Welcome to Exploratory Data Analysis With Python and Pandas. In this project, I applied practical Exploratory Data Analysis (EDA) techniques on tabular dataset using Python packages such as Pandas and Numpy. Also, Produced data visualizations using Seaborn and Matplotlib.
Data link : Link to data source: https://www.kaggle.com/aungpyaeap/supermarket-sales
In this Project, we are going to focus on three learning objectives:
- Apply practical Exploratory Data Analysis (EDA) techniques on any tabular dataset using Python.
- Produce data visualizations using Seaborn and Matplotlib
- Identify and handle duplicate and missing data
The hands on project on Exploratory Data Analysis With Python and Pandas is divided into following tasks:
Task 1: Initial Data Exploration
- In this task, we are introduced to the project and learning outcomes.
- Once we are familiarized with the Rhyme interface, we begin working in Jupyter Notebooks, a web-based interactive computational environment for creating notebook documents.
- Next, we will import essential libraries such as NumPy, Pandas, Seaborn, Matplotlib and so on. We use Pandas to read in the data, get a brief glimpse of the first few rows, and calculate some quick summary statistics of the numeric columns.
Task 2: Univariate Analysis
- In this task, we conduct univariate analysis on both continuous and categorical variables.
- We first plot the distribution of customer ratings with seaborn and also overlay the mean, 25th and 75th percentile quantiles calculated using Numpy.
- We then use Pandas' .hist() method to plot the distribution for all numeric variables.
- Using Seaborn's .countplot() method, we see the frequency distribution of 'Branch' and 'Payment' which are categorical variables.
Task 3: Bivariate Analysis
- In this task, we conduct bivariate analysis on both continuous and categorical variables.
- We use Seaborn to plot scatterplots and regression plots to identify the relationship between customer rating and gross income.
- Additionally, we use Seaborn to plot a boxplot to check the difference in aggregate sales figures between the three branches of supermarkets, and to compare sales patterns between men and women.
- We plot a time series graph to check for trends in gross income over a period of three months.
Task 4: Dealing With Duplicate Rows and Missing Values
- In this task, we identify and deal with duplicate rows and missing values in our dataset.
- We calculate the number of duplicate rows and delete them using Pandas.
- We then do the same with missing values, but instead of deleting those rows, we replace missing values by the means of their respective columns.

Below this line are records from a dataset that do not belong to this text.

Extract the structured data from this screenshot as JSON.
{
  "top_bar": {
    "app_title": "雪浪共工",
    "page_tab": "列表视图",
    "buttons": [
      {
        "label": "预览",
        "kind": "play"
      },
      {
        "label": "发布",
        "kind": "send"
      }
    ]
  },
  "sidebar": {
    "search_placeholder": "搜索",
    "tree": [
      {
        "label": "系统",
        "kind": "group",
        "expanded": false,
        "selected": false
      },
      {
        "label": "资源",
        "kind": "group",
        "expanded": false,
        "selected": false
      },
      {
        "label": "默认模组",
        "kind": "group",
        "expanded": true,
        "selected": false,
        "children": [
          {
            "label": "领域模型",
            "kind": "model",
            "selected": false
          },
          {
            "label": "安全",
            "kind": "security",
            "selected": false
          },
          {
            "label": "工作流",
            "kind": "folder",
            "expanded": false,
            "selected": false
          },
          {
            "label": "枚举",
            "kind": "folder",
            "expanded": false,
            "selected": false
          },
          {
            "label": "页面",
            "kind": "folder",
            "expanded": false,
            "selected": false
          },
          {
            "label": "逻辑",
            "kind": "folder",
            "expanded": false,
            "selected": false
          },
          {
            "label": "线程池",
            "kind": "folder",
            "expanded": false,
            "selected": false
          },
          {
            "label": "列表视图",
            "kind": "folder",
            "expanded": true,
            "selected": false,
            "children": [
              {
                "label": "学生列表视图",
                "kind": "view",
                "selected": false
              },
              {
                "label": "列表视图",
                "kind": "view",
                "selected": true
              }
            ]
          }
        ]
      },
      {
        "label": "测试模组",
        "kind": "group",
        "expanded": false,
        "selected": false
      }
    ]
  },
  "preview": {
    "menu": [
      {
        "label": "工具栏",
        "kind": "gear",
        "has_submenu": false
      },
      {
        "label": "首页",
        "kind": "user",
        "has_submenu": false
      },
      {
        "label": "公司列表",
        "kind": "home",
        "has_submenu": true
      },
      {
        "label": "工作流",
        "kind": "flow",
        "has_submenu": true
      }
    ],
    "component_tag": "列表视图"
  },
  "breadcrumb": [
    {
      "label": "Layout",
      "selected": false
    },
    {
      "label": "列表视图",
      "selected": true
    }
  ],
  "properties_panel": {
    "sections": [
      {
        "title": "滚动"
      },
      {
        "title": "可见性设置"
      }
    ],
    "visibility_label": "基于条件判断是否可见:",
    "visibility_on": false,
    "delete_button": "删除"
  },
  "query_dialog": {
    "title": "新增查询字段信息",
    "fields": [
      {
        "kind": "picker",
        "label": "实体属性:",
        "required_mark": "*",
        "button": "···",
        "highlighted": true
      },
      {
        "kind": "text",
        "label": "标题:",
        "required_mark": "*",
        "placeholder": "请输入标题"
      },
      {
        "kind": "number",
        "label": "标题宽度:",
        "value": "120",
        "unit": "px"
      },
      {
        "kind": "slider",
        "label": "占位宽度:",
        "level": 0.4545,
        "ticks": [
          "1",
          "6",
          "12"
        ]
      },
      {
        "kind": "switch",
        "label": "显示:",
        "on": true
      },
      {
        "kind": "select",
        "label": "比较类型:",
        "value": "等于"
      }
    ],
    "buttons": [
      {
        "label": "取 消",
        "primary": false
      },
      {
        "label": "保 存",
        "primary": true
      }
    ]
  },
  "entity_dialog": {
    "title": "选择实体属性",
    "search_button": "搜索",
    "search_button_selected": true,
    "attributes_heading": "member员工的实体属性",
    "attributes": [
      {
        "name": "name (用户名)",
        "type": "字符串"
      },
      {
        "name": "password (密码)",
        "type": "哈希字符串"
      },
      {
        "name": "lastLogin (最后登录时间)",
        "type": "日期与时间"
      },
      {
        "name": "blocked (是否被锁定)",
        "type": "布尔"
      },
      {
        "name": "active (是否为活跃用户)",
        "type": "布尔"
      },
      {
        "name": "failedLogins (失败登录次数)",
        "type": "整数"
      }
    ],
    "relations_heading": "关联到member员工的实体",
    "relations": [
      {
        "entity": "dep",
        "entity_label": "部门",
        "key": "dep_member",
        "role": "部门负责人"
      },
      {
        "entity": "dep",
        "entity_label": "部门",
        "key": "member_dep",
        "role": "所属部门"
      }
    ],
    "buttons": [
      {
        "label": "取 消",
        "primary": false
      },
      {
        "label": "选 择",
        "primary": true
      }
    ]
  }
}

- We explore our dataset using Pandas Profiler to see how we can automate a lot of exploratory data analysis given certain conditions are met.
Task 5: Correlation Analysis
- In this task, we conduct correlation analysis on the numeric variables in our dataset.
- We use Numpy to calculate the correlation between two numeric variables.
- We then use pandas to calculate a correlation matrix to show all pairwise correlations of numeric variables.
- Finally, we use seaborn to plot the calculated correlation matrix as a heatmap that is easily interpretable.